SHARPE’S DEVIL. Bernard Cornwell

“My Lord?” Sharpe asked.

“See for yourself, Sharpe!”

Sharpe took the glass. Dim in the gauzy light and through the shredding plumes of foam that obscured the sea’s edge like a fog he could just see the first of the harbor’s forts. “That’s Fort Ingles!” Cochrane said. “The beach is just below it.”

Sharpe moved the glass down to where the massive waves thundered up the Aguada del Ingles. He edged the glass back to the fortress which looked much as he remembered it from his earlier visit—a makeshift defense work with an earthen ditch and bank, wooden palisades, and embrasures for cannon. “They’re signaling us!” he said to Cochrane as a string of flags suddenly broke above the fort’s silhouette.

“Reply, Mister Almante!” Cochrane snapped, and a Chilean midshipman ran a string of flags up to the Kittys mizzen yard. The flags that Cochrane was showing formed no coherent message, but were instead a nonsense combination. “In the first place,” Cochrane explained, “the sun’s behind us, so they can’t see the flags well, and even if they could see the flags they’d assume we’re using a new Spanish code which hasn’t reached them yet. It’ll make the buggers nervous, and that, after all, is a good way to begin a battle.” At the Kitty’s stern the Spanish ensign rippled in the wind, while below her decks the pumps sucked and spat, sucked and spat.

The gaunt arms of the telegraph atop Fort Ingles began to rise and fall. “They’re telling the other forts where we are,” Cochrane said. He glanced down at the waist of the ship where a crowd of men lined the starboard gunwale. Cochrane had permitted such sight-seeing, reckoning that if the Kitty were indeed a Spanish transport ship, the men would be allowed on deck to catch this first glimpse of their new station. Also on deck were four nine-pounder field guns that had been manhandled on board from Puerto Crucero’s citadel. The guns were not there for their firepower, but rather to make it look as if the Kitty was indeed carrying artillery from Spain. Cochrane, unable to hide his excitement, beat a swift tattoo on the quarterdeck rail with his hands. “How long?” he snapped to Fraser.

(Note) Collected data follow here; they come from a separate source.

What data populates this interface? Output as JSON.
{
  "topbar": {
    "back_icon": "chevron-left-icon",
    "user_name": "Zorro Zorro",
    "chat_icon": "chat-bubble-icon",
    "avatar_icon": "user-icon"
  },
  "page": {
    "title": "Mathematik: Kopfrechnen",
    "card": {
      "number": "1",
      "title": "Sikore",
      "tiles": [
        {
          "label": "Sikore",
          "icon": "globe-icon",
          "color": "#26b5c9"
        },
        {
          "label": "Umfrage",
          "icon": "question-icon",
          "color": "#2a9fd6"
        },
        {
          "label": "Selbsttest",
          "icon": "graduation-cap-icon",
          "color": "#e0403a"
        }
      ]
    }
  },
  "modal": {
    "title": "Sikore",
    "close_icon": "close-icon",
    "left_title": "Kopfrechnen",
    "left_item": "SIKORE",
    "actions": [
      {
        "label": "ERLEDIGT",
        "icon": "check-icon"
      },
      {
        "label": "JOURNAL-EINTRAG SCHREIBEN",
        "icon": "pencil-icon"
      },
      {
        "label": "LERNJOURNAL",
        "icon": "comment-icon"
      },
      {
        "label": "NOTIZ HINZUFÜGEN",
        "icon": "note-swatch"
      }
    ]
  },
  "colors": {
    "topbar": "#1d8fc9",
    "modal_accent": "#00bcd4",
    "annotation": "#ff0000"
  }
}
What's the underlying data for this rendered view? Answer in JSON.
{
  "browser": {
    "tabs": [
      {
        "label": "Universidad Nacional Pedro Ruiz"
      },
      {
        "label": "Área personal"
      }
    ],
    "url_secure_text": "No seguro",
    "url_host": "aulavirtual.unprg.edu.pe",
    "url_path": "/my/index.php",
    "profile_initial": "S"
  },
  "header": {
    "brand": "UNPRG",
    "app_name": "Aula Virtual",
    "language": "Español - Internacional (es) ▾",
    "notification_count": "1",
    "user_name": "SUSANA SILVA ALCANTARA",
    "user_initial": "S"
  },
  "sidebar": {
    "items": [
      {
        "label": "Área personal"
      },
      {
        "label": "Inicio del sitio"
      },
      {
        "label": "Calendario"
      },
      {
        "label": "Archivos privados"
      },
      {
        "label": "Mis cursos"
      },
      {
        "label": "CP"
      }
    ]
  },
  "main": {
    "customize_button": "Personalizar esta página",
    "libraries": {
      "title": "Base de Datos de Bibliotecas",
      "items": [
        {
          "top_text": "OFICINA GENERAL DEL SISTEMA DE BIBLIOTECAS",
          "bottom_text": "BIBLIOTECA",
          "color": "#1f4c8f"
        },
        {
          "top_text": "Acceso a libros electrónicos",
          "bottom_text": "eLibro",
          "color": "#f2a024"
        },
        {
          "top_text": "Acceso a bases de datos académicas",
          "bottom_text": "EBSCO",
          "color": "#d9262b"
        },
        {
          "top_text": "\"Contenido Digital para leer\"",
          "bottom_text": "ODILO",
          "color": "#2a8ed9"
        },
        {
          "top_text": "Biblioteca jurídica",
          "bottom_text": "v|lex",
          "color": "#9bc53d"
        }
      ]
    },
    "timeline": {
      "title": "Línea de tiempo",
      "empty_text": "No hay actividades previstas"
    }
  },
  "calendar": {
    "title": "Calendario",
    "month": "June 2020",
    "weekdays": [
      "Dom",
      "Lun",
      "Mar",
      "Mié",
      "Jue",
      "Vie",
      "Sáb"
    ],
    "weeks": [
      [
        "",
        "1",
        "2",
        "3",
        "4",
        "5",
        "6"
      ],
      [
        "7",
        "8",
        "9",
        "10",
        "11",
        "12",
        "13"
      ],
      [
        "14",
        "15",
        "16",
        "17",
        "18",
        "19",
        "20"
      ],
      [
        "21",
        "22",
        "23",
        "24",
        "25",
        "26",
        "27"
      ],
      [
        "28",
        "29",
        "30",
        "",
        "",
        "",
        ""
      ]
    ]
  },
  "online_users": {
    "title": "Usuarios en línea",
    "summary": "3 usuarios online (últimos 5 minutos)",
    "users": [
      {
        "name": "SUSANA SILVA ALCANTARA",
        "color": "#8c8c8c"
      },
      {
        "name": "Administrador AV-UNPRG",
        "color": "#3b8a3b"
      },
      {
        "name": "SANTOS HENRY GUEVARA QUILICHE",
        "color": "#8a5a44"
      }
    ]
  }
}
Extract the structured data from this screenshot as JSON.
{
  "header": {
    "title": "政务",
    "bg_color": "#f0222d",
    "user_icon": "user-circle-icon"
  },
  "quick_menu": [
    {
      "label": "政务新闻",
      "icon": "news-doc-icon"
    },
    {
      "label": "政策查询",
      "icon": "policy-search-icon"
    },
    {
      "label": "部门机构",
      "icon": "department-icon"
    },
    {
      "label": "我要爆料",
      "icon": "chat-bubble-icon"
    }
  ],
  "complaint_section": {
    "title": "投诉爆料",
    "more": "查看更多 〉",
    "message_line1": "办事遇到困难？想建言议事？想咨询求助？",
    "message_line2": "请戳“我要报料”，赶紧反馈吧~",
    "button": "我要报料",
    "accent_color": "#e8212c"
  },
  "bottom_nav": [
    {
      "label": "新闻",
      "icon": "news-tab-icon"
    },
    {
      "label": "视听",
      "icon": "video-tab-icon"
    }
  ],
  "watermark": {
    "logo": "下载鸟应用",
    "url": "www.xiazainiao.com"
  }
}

“We’ll make the entrance in one more hour,” Fraser spoke from the helm. “And an hour after that we’ll have moonlight.”

“The tide?” Cochrane asked.

“We’re on the flood, my Lord, otherwise we’d never make her past the harbor entrance. Say two and a half hours?”

“Two and a half hours to what?” Sharpe asked.

“One hour to clear the point,” Cochrane explained, “and another hour to work our way south across the harbor, then half an hour to beat in against the river’s current. It’ll be dark when we reach Fort Niebla, so I’ll have to use a lantern to illuminate our ensign. A night attack, eh!” He rubbed his big hands in anticipation. “Ladders by moonlight! It sounds like an elopement!” Below the Kitty s decks were a score of newly made ladders which would be taken ashore and used to assault Niebla’s walls.

“There’s a new signal, my Lord!” The midshipman called aloud in English, the language commonly used on the quarterdeck of Cochrane’s ship.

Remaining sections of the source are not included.